Hello,
As a very simple exploration of the possible gains from batching redo
records during replay, I tried to avoid acquiring and releasing
buffers pins and locks while replaying records that touch the same
page as the previous record. The attached experiment-grade patch
works by trying to give a locked buffer to the next redo handler,
which then releases it if it wants a different buffer. Crash recovery
on my dev machine went from 62s to 34s (1.8x speedup) for:
create table t (i int, foo text);
insert into t select generate_series(1, 50000000), 'the quick brown
fox jumped over the lazy dog';
delete from t;
Of course that workload was contrived to produce a suitable WAL
history for this demo.
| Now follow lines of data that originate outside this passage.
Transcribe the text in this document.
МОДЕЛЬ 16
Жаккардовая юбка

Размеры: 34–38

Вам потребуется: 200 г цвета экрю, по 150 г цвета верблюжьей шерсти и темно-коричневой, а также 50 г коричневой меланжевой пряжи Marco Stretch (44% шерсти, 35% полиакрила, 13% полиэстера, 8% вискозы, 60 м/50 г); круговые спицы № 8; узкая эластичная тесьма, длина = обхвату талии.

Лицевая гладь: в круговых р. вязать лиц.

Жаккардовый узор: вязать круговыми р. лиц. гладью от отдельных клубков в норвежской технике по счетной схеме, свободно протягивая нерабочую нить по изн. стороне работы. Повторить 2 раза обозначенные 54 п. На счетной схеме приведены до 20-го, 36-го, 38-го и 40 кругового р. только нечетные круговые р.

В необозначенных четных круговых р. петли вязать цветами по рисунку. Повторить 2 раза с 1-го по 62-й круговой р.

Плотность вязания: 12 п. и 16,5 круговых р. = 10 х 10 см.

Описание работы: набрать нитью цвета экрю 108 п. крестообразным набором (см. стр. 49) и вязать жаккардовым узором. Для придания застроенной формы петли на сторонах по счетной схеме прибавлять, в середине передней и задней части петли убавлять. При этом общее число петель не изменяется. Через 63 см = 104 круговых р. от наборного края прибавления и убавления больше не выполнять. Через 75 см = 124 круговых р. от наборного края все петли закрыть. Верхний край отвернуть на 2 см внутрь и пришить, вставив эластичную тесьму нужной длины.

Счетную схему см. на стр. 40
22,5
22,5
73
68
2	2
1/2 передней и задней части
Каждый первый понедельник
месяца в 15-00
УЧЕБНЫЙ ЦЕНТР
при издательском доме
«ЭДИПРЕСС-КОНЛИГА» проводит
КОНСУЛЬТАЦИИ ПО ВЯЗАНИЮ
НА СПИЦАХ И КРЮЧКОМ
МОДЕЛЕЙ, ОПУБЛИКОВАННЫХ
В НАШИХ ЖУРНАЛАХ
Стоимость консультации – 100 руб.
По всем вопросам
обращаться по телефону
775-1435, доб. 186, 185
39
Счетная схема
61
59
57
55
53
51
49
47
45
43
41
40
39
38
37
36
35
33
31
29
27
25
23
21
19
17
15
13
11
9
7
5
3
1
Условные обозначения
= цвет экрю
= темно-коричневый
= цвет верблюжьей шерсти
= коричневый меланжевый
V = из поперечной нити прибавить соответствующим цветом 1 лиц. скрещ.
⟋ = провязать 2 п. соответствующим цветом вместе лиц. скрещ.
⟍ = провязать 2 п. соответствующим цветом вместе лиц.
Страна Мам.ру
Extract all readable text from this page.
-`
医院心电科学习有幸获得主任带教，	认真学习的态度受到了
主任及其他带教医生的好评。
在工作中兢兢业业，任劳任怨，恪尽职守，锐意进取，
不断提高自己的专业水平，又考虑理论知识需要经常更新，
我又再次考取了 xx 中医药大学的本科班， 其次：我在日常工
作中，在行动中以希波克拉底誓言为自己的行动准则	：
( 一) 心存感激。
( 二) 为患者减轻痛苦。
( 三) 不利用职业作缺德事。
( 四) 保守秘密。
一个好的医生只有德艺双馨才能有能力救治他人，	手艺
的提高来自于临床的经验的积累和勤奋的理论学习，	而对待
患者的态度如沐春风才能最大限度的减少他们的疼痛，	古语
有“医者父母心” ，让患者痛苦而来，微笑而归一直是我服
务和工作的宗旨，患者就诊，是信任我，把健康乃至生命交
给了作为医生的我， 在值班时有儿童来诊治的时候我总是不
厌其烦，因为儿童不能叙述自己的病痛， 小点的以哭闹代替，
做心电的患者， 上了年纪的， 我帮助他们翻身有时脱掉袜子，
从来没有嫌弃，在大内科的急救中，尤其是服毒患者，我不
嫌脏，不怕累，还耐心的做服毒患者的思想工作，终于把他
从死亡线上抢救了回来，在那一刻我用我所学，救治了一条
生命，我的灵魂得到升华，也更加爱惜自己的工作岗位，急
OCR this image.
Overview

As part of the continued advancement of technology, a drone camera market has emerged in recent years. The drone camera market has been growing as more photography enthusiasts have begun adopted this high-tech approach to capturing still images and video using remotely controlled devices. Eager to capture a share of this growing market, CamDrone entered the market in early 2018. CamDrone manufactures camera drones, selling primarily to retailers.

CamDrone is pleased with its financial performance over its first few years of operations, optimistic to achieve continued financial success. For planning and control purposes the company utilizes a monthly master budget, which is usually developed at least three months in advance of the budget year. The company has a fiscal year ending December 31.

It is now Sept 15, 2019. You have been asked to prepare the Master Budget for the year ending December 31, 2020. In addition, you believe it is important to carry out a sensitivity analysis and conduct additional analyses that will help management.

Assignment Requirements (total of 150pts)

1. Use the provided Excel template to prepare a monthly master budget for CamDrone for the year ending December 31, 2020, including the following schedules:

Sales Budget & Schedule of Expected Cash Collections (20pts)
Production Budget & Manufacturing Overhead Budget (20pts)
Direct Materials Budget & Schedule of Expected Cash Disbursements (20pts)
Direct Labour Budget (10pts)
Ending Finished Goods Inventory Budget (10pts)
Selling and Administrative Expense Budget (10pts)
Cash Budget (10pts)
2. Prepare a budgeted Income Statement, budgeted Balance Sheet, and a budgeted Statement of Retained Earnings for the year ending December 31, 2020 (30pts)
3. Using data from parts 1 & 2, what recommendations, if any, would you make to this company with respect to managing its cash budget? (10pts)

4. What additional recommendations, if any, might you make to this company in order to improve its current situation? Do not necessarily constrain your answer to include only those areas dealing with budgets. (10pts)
The patch doesn't help more common histories
from the real world, involving (non-HOT) UPDATEs and indexes etc,
because then you have various kinds of interleaving that defeat this
simple-minded optimisation. To get a more general improvement, it
seems that we'd need a smarter redo loop that could figure out what
can safely be reordered to maximise the page-level batching and
locality effects. I haven't studied the complications of reordering
yet, and I'm not working on that for PostgreSQL 14, but I wanted to
see if others have thoughts about it. The WAL prefetching patch that
I am planning to get into 14 opens up these possibilities by decoding
many records into a circular WAL decode buffer, so you can see a whole
chain of them at once.